1. Can write permission be added to /proc/sys/kernel/core_pattern?

• The answer is no. The default permissions are as follows (owner has read and write permissions, group users and other users only have read permissions).

• For /proc/sys/kernel/core_patternfiles, read permissions cannot be added directly. This is because /procthe directory and the files under it are procfspart of the virtual file system ( ), used to provide access to kernel and process information, and their permissions and ownership are controlled by the kernel, not restricted by the Linux file system permission model .
• In /proca directory, the permissions of each file and directory are usually set to read-only, and users are not allowed to modify their permissions directly. This is to ensure the integrity and consistency of the information provided and to prevent unauthorized changes to the kernel and process state.
• Therefore, there is no way to directly add read permission to or change its permissions, via regular  chmod commands or otherwise  . /proc/sys/kernel/core_patternI get an error when trying to execute a command like:
  • sudo chmod +w /proc/sys/kernel/core_pattern
• You will get an error message like "Operation not permitted" or "Operation not permitted".

---

/proc/sys/kernel/core_pattern 2. Why are changes to files reset to default after a system reboot  ?

• This is because /proc/sys/the files in the directory are dynamically generated during kernel startup, and their values ​​come from kernel parameters or other system settings.

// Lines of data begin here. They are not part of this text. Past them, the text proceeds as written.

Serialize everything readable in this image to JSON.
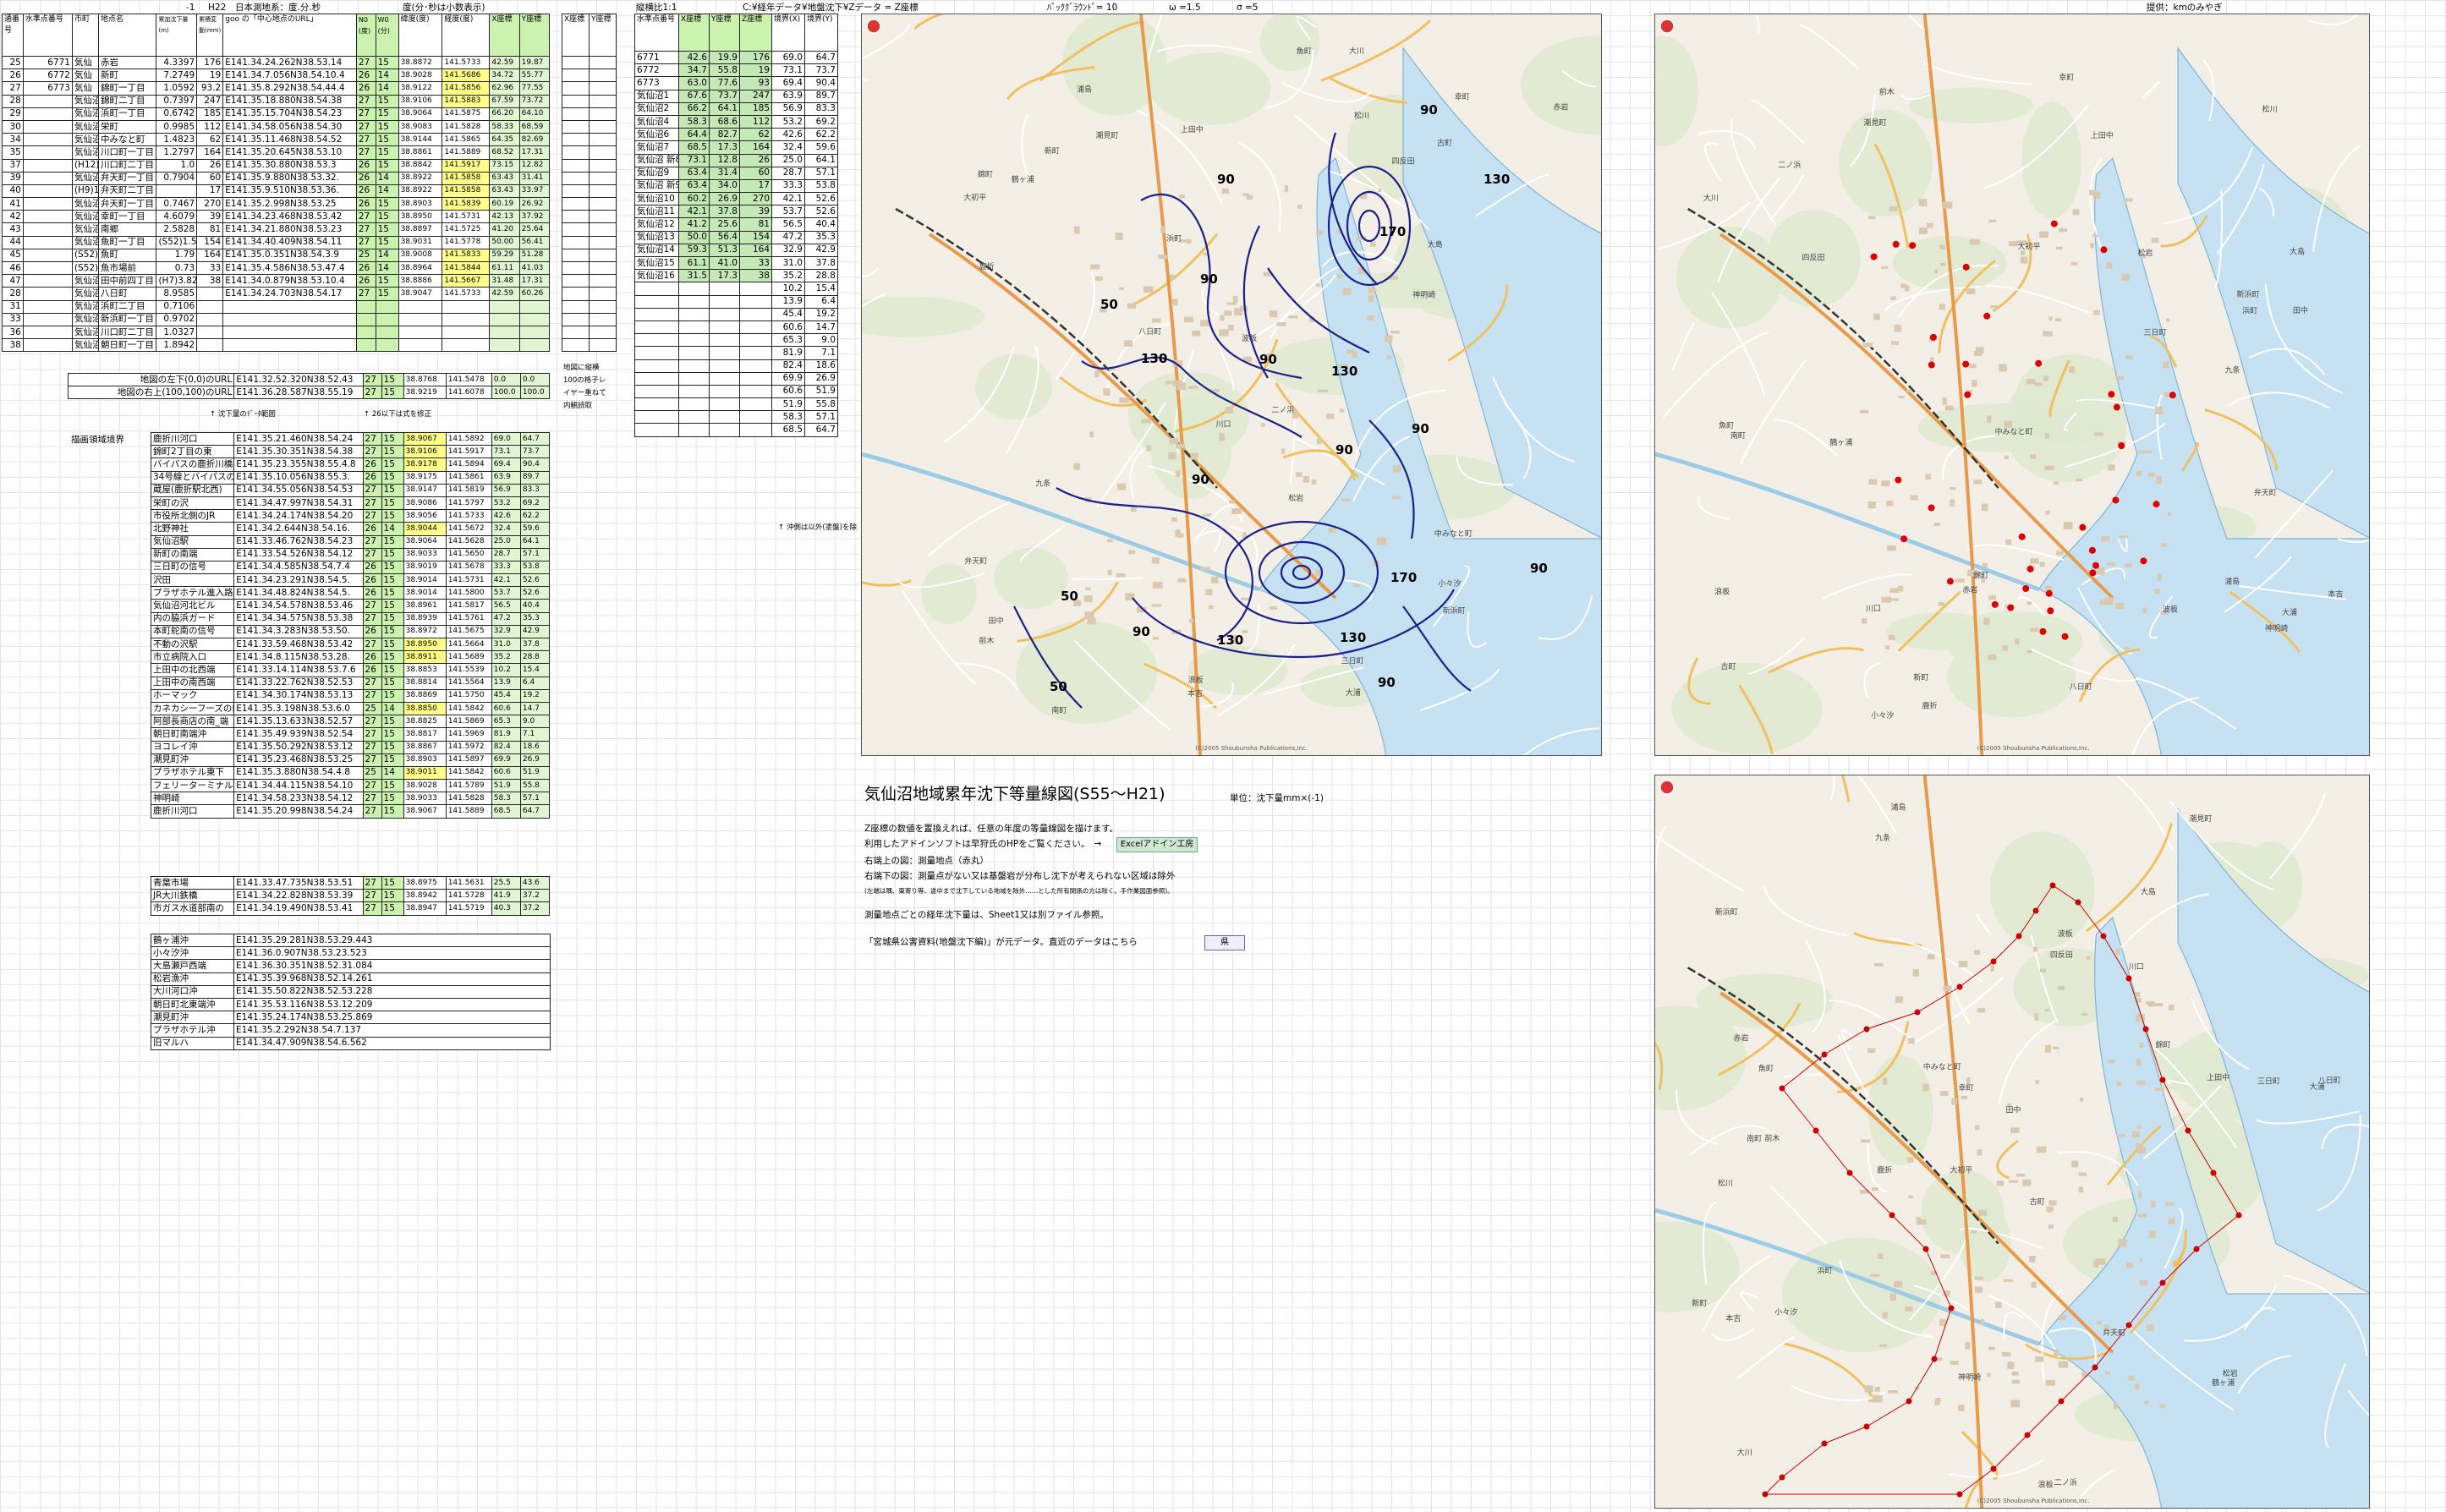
{
  "sheet": {
    "header": {
      "r1": "-1",
      "h22": "H22",
      "datum": "日本測地系：度.分.秒",
      "deg_label": "度(分･秒は小数表示)",
      "ratio": "縦横比1:1",
      "data_path": "C:¥経年データ¥地盤沈下¥Zデータ = Z座標",
      "bg": "ﾊﾞｯｸｸﾞﾗｳﾝﾄﾞ= 10",
      "omega": "ω =1.5",
      "sigma": "σ =5",
      "credit": "提供：kmのみやぎ"
    },
    "cols": {
      "c1": "通番号",
      "c2": "水準点番号",
      "c3": "市町",
      "c4": "地点名",
      "c5": "累加沈下量(m)",
      "c6": "累積変動(mm)",
      "c7": "goo の「中心地点のURL」",
      "c8": "N0 (度)",
      "c9": "W0 (分)",
      "c10": "緯度(度)",
      "c11": "経度(度)",
      "c12": "X座標",
      "c13": "Y座標"
    },
    "colsB": {
      "a": "X座標",
      "b": "Y座標"
    },
    "colsC": {
      "a": "水準点番号",
      "b": "X座標",
      "c": "Y座標",
      "d": "Z座標",
      "e": "境界(X)",
      "f": "境界(Y)"
    },
    "rows": [
      [
        "25",
        "6771",
        "気仙",
        "赤岩",
        "4.3397",
        "176",
        "E141.34.24.262N38.53.14",
        "27",
        "15",
        "38.8872",
        "141.5733",
        "42.59",
        "19.87"
      ],
      [
        "26",
        "6772",
        "気仙",
        "新町",
        "7.2749",
        "19",
        "E141.34.7.056N38.54.10.4",
        "26",
        "14",
        "38.9028",
        "141.5686",
        "34.72",
        "55.77"
      ],
      [
        "27",
        "6773",
        "気仙",
        "錦町一丁目",
        "1.0592",
        "93.2",
        "E141.35.8.292N38.54.44.4",
        "26",
        "14",
        "38.9122",
        "141.5856",
        "62.96",
        "77.55"
      ],
      [
        "28",
        "",
        "気仙沼1",
        "錦町二丁目",
        "0.7397",
        "247",
        "E141.35.18.880N38.54.38",
        "27",
        "15",
        "38.9106",
        "141.5883",
        "67.59",
        "73.72"
      ],
      [
        "29",
        "",
        "気仙沼2",
        "浜町一丁目",
        "0.6742",
        "185",
        "E141.35.15.704N38.54.23",
        "27",
        "15",
        "38.9064",
        "141.5875",
        "66.20",
        "64.10"
      ],
      [
        "30",
        "",
        "気仙沼4",
        "栄町",
        "0.9985",
        "112",
        "E141.34.58.056N38.54.30",
        "27",
        "15",
        "38.9083",
        "141.5828",
        "58.33",
        "68.59"
      ],
      [
        "34",
        "",
        "気仙沼6",
        "中みなと町",
        "1.4823",
        "62",
        "E141.35.11.468N38.54.52",
        "27",
        "15",
        "38.9144",
        "141.5865",
        "64.35",
        "82.69"
      ],
      [
        "35",
        "",
        "気仙沼7",
        "川口町一丁目",
        "1.2797",
        "164",
        "E141.35.20.645N38.53.10",
        "27",
        "15",
        "38.8861",
        "141.5889",
        "68.52",
        "17.31"
      ],
      [
        "37",
        "",
        "(H12)",
        "川口町二丁目",
        "1.0",
        "26",
        "E141.35.30.880N38.53.3",
        "26",
        "15",
        "38.8842",
        "141.5917",
        "73.15",
        "12.82"
      ],
      [
        "39",
        "",
        "気仙沼9",
        "弁天町一丁目",
        "0.7904",
        "60",
        "E141.35.9.880N38.53.32.",
        "26",
        "14",
        "38.8922",
        "141.5858",
        "63.43",
        "31.41"
      ],
      [
        "40",
        "",
        "(H9)1.2097",
        "弁天町二丁目",
        "",
        "17",
        "E141.35.9.510N38.53.36.",
        "26",
        "14",
        "38.8922",
        "141.5858",
        "63.43",
        "33.97"
      ],
      [
        "41",
        "",
        "気仙沼10",
        "弁天町一丁目",
        "0.7467",
        "270",
        "E141.35.2.998N38.53.25",
        "26",
        "15",
        "38.8903",
        "141.5839",
        "60.19",
        "26.92"
      ],
      [
        "42",
        "",
        "気仙沼11",
        "幸町一丁目",
        "4.6079",
        "39",
        "E141.34.23.468N38.53.42",
        "27",
        "15",
        "38.8950",
        "141.5731",
        "42.13",
        "37.92"
      ],
      [
        "43",
        "",
        "気仙沼12",
        "南郷",
        "2.5828",
        "81",
        "E141.34.21.880N38.53.23",
        "27",
        "15",
        "38.8897",
        "141.5725",
        "41.20",
        "25.64"
      ],
      [
        "44",
        "",
        "気仙沼13",
        "魚町一丁目",
        "(S52)1.50",
        "154",
        "E141.34.40.409N38.54.11",
        "27",
        "15",
        "38.9031",
        "141.5778",
        "50.00",
        "56.41"
      ],
      [
        "45",
        "",
        "(S52)",
        "魚町",
        "1.79",
        "164",
        "E141.35.0.351N38.54.3.9",
        "25",
        "14",
        "38.9008",
        "141.5833",
        "59.29",
        "51.28"
      ],
      [
        "46",
        "",
        "(S52)",
        "魚市場前",
        "0.73",
        "33",
        "E141.35.4.586N38.53.47.4",
        "26",
        "14",
        "38.8964",
        "141.5844",
        "61.11",
        "41.03"
      ],
      [
        "47",
        "",
        "気仙沼16",
        "田中前四丁目",
        "(H7)3.8252",
        "38",
        "E141.34.0.879N38.53.10.4",
        "26",
        "15",
        "38.8886",
        "141.5667",
        "31.48",
        "17.31"
      ],
      [
        "28",
        "",
        "気仙沼",
        "八日町",
        "8.9585",
        "",
        "E141.34.24.703N38.54.17",
        "27",
        "15",
        "38.9047",
        "141.5733",
        "42.59",
        "60.26"
      ],
      [
        "31",
        "",
        "気仙沼3",
        "浜町二丁目",
        "0.7106",
        "",
        "",
        "",
        "",
        "",
        "",
        "",
        ""
      ],
      [
        "33",
        "",
        "気仙沼5",
        "新浜町一丁目",
        "0.9702",
        "",
        "",
        "",
        "",
        "",
        "",
        "",
        ""
      ],
      [
        "36",
        "",
        "気仙沼8",
        "川口町二丁目",
        "1.0327",
        "",
        "",
        "",
        "",
        "",
        "",
        "",
        ""
      ],
      [
        "38",
        "",
        "気仙沼",
        "朝日町一丁目",
        "1.8942",
        "",
        "",
        "",
        "",
        "",
        "",
        "",
        ""
      ]
    ],
    "corner_rows": [
      [
        "地図の左下(0,0)のURL",
        "E141.32.52.320N38.52.43",
        "27",
        "15",
        "38.8768",
        "141.5478",
        "0.0",
        "0.0"
      ],
      [
        "地図の右上(100,100)のURL",
        "E141.36.28.587N38.55.19",
        "27",
        "15",
        "38.9219",
        "141.6078",
        "100.0",
        "100.0"
      ]
    ],
    "note_a": "↑ 沈下量のﾃﾞｰﾀ範囲",
    "note_b": "↑ 26以下は式を修正",
    "side_note": [
      "地図に縦横",
      "100の格子レ",
      "イヤー重ねて",
      "内観読取"
    ],
    "label_bound": "描画領域境界",
    "rows2": [
      [
        "鹿折川河口",
        "E141.35.21.460N38.54.24",
        "27",
        "15",
        "38.9067",
        "141.5892",
        "69.0",
        "64.7"
      ],
      [
        "錦町2丁目の東",
        "E141.35.30.351N38.54.38",
        "27",
        "15",
        "38.9106",
        "141.5917",
        "73.1",
        "73.7"
      ],
      [
        "バイパスの鹿折川橋",
        "E141.35.23.355N38.55.4.8",
        "26",
        "15",
        "38.9178",
        "141.5894",
        "69.4",
        "90.4"
      ],
      [
        "34号線とバイパスの",
        "E141.35.10.056N38.55.3.",
        "26",
        "15",
        "38.9175",
        "141.5861",
        "63.9",
        "89.7"
      ],
      [
        "蔵屋(鹿折駅北西)",
        "E141.34.55.056N38.54.53",
        "27",
        "15",
        "38.9147",
        "141.5819",
        "56.9",
        "83.3"
      ],
      [
        "栄町の沢",
        "E141.34.47.997N38.54.31",
        "27",
        "15",
        "38.9086",
        "141.5797",
        "53.2",
        "69.2"
      ],
      [
        "市役所北側のJR",
        "E141.34.24.174N38.54.20",
        "27",
        "15",
        "38.9056",
        "141.5733",
        "42.6",
        "62.2"
      ],
      [
        "北野神社",
        "E141.34.2.644N38.54.16.",
        "26",
        "14",
        "38.9044",
        "141.5672",
        "32.4",
        "59.6"
      ],
      [
        "気仙沼駅",
        "E141.33.46.762N38.54.23",
        "27",
        "15",
        "38.9064",
        "141.5628",
        "25.0",
        "64.1"
      ],
      [
        "新町の南端",
        "E141.33.54.526N38.54.12",
        "27",
        "15",
        "38.9033",
        "141.5650",
        "28.7",
        "57.1"
      ],
      [
        "三日町の信号",
        "E141.34.4.585N38.54.7.4",
        "26",
        "15",
        "38.9019",
        "141.5678",
        "33.3",
        "53.8"
      ],
      [
        "沢田",
        "E141.34.23.291N38.54.5.",
        "26",
        "15",
        "38.9014",
        "141.5731",
        "42.1",
        "52.6"
      ],
      [
        "プラザホテル進入路",
        "E141.34.48.824N38.54.5.",
        "26",
        "15",
        "38.9014",
        "141.5800",
        "53.7",
        "52.6"
      ],
      [
        "気仙沼河北ビル",
        "E141.34.54.578N38.53.46",
        "27",
        "15",
        "38.8961",
        "141.5817",
        "56.5",
        "40.4"
      ],
      [
        "内の脇浜ガード",
        "E141.34.34.575N38.53.38",
        "27",
        "15",
        "38.8939",
        "141.5761",
        "47.2",
        "35.3"
      ],
      [
        "本町舵南の信号",
        "E141.34.3.283N38.53.50.",
        "26",
        "15",
        "38.8972",
        "141.5675",
        "32.9",
        "42.9"
      ],
      [
        "不動の沢駅",
        "E141.33.59.468N38.53.42",
        "27",
        "15",
        "38.8950",
        "141.5664",
        "31.0",
        "37.8"
      ],
      [
        "市立病院入口",
        "E141.34.8.115N38.53.28.",
        "26",
        "15",
        "38.8911",
        "141.5689",
        "35.2",
        "28.8"
      ],
      [
        "上田中の北西端",
        "E141.33.14.114N38.53.7.6",
        "26",
        "15",
        "38.8853",
        "141.5539",
        "10.2",
        "15.4"
      ],
      [
        "上田中の南西端",
        "E141.33.22.762N38.52.53",
        "27",
        "15",
        "38.8814",
        "141.5564",
        "13.9",
        "6.4"
      ],
      [
        "ホーマック",
        "E141.34.30.174N38.53.13",
        "27",
        "15",
        "38.8869",
        "141.5750",
        "45.4",
        "19.2"
      ],
      [
        "カネカシーフーズの端",
        "E141.35.3.198N38.53.6.0",
        "25",
        "14",
        "38.8850",
        "141.5842",
        "60.6",
        "14.7"
      ],
      [
        "阿部長商店の南_端",
        "E141.35.13.633N38.52.57",
        "27",
        "15",
        "38.8825",
        "141.5869",
        "65.3",
        "9.0"
      ],
      [
        "朝日町南端沖",
        "E141.35.49.939N38.52.54",
        "27",
        "15",
        "38.8817",
        "141.5969",
        "81.9",
        "7.1"
      ],
      [
        "ヨコレイ沖",
        "E141.35.50.292N38.53.12",
        "27",
        "15",
        "38.8867",
        "141.5972",
        "82.4",
        "18.6"
      ],
      [
        "潮見町沖",
        "E141.35.23.468N38.53.25",
        "27",
        "15",
        "38.8903",
        "141.5897",
        "69.9",
        "26.9"
      ],
      [
        "プラザホテル東下",
        "E141.35.3.880N38.54.4.8",
        "25",
        "14",
        "38.9011",
        "141.5842",
        "60.6",
        "51.9"
      ],
      [
        "フェリーターミナル",
        "E141.34.44.115N38.54.10",
        "27",
        "15",
        "38.9028",
        "141.5789",
        "51.9",
        "55.8"
      ],
      [
        "神明崎",
        "E141.34.58.233N38.54.12",
        "27",
        "15",
        "38.9033",
        "141.5828",
        "58.3",
        "57.1"
      ],
      [
        "鹿折川河口",
        "E141.35.20.998N38.54.24",
        "27",
        "15",
        "38.9067",
        "141.5889",
        "68.5",
        "64.7"
      ]
    ],
    "rows3": [
      [
        "青葉市場",
        "E141.33.47.735N38.53.51",
        "27",
        "15",
        "38.8975",
        "141.5631",
        "25.5",
        "43.6"
      ],
      [
        "JR大川鉄橋",
        "E141.34.22.828N38.53.39",
        "27",
        "15",
        "38.8942",
        "141.5728",
        "41.9",
        "37.2"
      ],
      [
        "市ガス水道部南の",
        "E141.34.19.490N38.53.41",
        "27",
        "15",
        "38.8947",
        "141.5719",
        "40.3",
        "37.2"
      ]
    ],
    "rows4": [
      [
        "鶴ヶ浦沖",
        "E141.35.29.281N38.53.29.443"
      ],
      [
        "小々汐沖",
        "E141.36.0.907N38.53.23.523"
      ],
      [
        "大島瀬戸西端",
        "E141.36.30.351N38.52.31.084"
      ],
      [
        "松岩漁沖",
        "E141.35.39.968N38.52.14.261"
      ],
      [
        "大川河口沖",
        "E141.35.50.822N38.52.53.228"
      ],
      [
        "朝日町北東端沖",
        "E141.35.53.116N38.53.12.209"
      ],
      [
        "潮見町沖",
        "E141.35.24.174N38.53.25.869"
      ],
      [
        "プラザホテル沖",
        "E141.35.2.292N38.54.7.137"
      ],
      [
        "旧マルハ",
        "E141.34.47.909N38.54.6.562"
      ]
    ],
    "tableC": [
      [
        "6771",
        "42.6",
        "19.9",
        "176",
        "69.0",
        "64.7"
      ],
      [
        "6772",
        "34.7",
        "55.8",
        "19",
        "73.1",
        "73.7"
      ],
      [
        "6773",
        "63.0",
        "77.6",
        "93",
        "69.4",
        "90.4"
      ],
      [
        "気仙沼1",
        "67.6",
        "73.7",
        "247",
        "63.9",
        "89.7"
      ],
      [
        "気仙沼2",
        "66.2",
        "64.1",
        "185",
        "56.9",
        "83.3"
      ],
      [
        "気仙沼4",
        "58.3",
        "68.6",
        "112",
        "53.2",
        "69.2"
      ],
      [
        "気仙沼6",
        "64.4",
        "82.7",
        "62",
        "42.6",
        "62.2"
      ],
      [
        "気仙沼7",
        "68.5",
        "17.3",
        "164",
        "32.4",
        "59.6"
      ],
      [
        "気仙沼 新8",
        "73.1",
        "12.8",
        "26",
        "25.0",
        "64.1"
      ],
      [
        "気仙沼9",
        "63.4",
        "31.4",
        "60",
        "28.7",
        "57.1"
      ],
      [
        "気仙沼 新9",
        "63.4",
        "34.0",
        "17",
        "33.3",
        "53.8"
      ],
      [
        "気仙沼10",
        "60.2",
        "26.9",
        "270",
        "42.1",
        "52.6"
      ],
      [
        "気仙沼11",
        "42.1",
        "37.8",
        "39",
        "53.7",
        "52.6"
      ],
      [
        "気仙沼12",
        "41.2",
        "25.6",
        "81",
        "56.5",
        "40.4"
      ],
      [
        "気仙沼13",
        "50.0",
        "56.4",
        "154",
        "47.2",
        "35.3"
      ],
      [
        "気仙沼14",
        "59.3",
        "51.3",
        "164",
        "32.9",
        "42.9"
      ],
      [
        "気仙沼15",
        "61.1",
        "41.0",
        "33",
        "31.0",
        "37.8"
      ],
      [
        "気仙沼16",
        "31.5",
        "17.3",
        "38",
        "35.2",
        "28.8"
      ]
    ],
    "boundary_extra": [
      [
        "10.2",
        "15.4"
      ],
      [
        "13.9",
        "6.4"
      ],
      [
        "45.4",
        "19.2"
      ],
      [
        "60.6",
        "14.7"
      ],
      [
        "65.3",
        "9.0"
      ],
      [
        "81.9",
        "7.1"
      ],
      [
        "82.4",
        "18.6"
      ],
      [
        "69.9",
        "26.9"
      ],
      [
        "60.6",
        "51.9"
      ],
      [
        "51.9",
        "55.8"
      ],
      [
        "58.3",
        "57.1"
      ],
      [
        "68.5",
        "64.7"
      ]
    ],
    "note_c": "↑ 沖側は以外(塗盤)を除",
    "panel": {
      "title": "気仙沼地域累年沈下等量線図(S55〜H21)",
      "unit": "単位：沈下量mm×(-1)",
      "l1": "Z座標の数値を置換えれば、任意の年度の等量線図を描けます。",
      "l2": "利用したアドインソフトは早狩氏のHPをご覧ください。　→",
      "addin_btn": "Excelアドイン工房",
      "l3": "右端上の図：測量地点（赤丸）",
      "l4": "右端下の図：測量点がない又は基盤岩が分布し沈下が考えられない区域は除外",
      "l4b": "(左端は隅、東寄り等、途中まで沈下している地域を除外……とした所有関係の方は除く。手作業図面参照)。",
      "l5": "測量地点ごとの経年沈下量は、Sheet1又は別ファイル参照。",
      "l6": "「宮城県公害資料(地盤沈下編)」が元データ。直近のデータはこちら",
      "go_btn": "県"
    },
    "map": {
      "places": [
        "浦島",
        "大島",
        "大浦",
        "大初平",
        "古町",
        "前木",
        "新浜町",
        "川口",
        "松川",
        "四反田",
        "田中",
        "大川",
        "九条",
        "鹿折",
        "浪板",
        "二ノ浜",
        "神明崎",
        "潮見町",
        "錦町",
        "浜町",
        "魚町",
        "南町",
        "八日町",
        "三日町",
        "新町",
        "赤岩",
        "幸町",
        "上田中",
        "松岩",
        "本吉",
        "鶴ヶ浦",
        "波板",
        "小々汐",
        "中みなと町",
        "弁天町"
      ],
      "contours": [
        "90",
        "90",
        "130",
        "170",
        "90",
        "50",
        "90",
        "130",
        "90",
        "90",
        "130",
        "170",
        "90",
        "50",
        "130",
        "90",
        "90"
      ],
      "credit": "(C)2005 Shoubunsha Publications,Inc."
    }
  }
}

On system restart, these files are reloaded with their default values ​​or values ​​specified by certain configuration files.

---

3. How to achieve permanent /proc/sys/kernel/core_pattern file modification? (There is a problem with this one)

• Edit /etc/sysctl.confthe file: ( This method is not very good. After each system restart, you need to execute the sudo sysctl -p command to modify the value of /proc/sys/kernel/core_pattern )
  • The file can be edited  /etc/sysctl.conf to add changes to the core dump file schema to the file as follows:
    • kernel.core_pattern = core
  • After saving and exiting the file, use the following command to reload the configuration for the new core dump file mode to take effect:
    • sudo sysctl -p
• Create and edit a system startup script: You can write a script to set the core dump file mode to the desired value at system startup. Place the script in an appropriate location, such as /etc/init.d/a directory, and set it to execute at system startup. ( Tested to no avail )
  • Create Startup Script File: Creates a new file in the selected directory
    • sudo vim /etc/init.d/my_startup_script.sh
  • Write the startup script: add the following content in the script, save it successfully and exit.
    • #!/bin/bash
    • echo "core" >> /proc/sys/kernel/core_pattern
    • exit 0
  • Give the script execution permission: use the following command to give the execution permission to the startup script file
    • sudo chmod +x /etc/init.d/my_startup_script.sh
  • Configure startup script execution: Add startup scripts to the system's startup process to ensure execution when the system starts
    • sudo update-rc.d my_startup_script.sh defaults
  • To disable the startup of the script, you can use the following command (learn)
    • sudo update-rc.d -f my_startup_script.sh remove

---

Notice

• It should be noted that changing  /proc/sys/kernel/core_pattern the permissions and content of files is a sensitive operation, which may affect the stability and security of the system. Always be careful and make sure you understand the impact of the changes you make.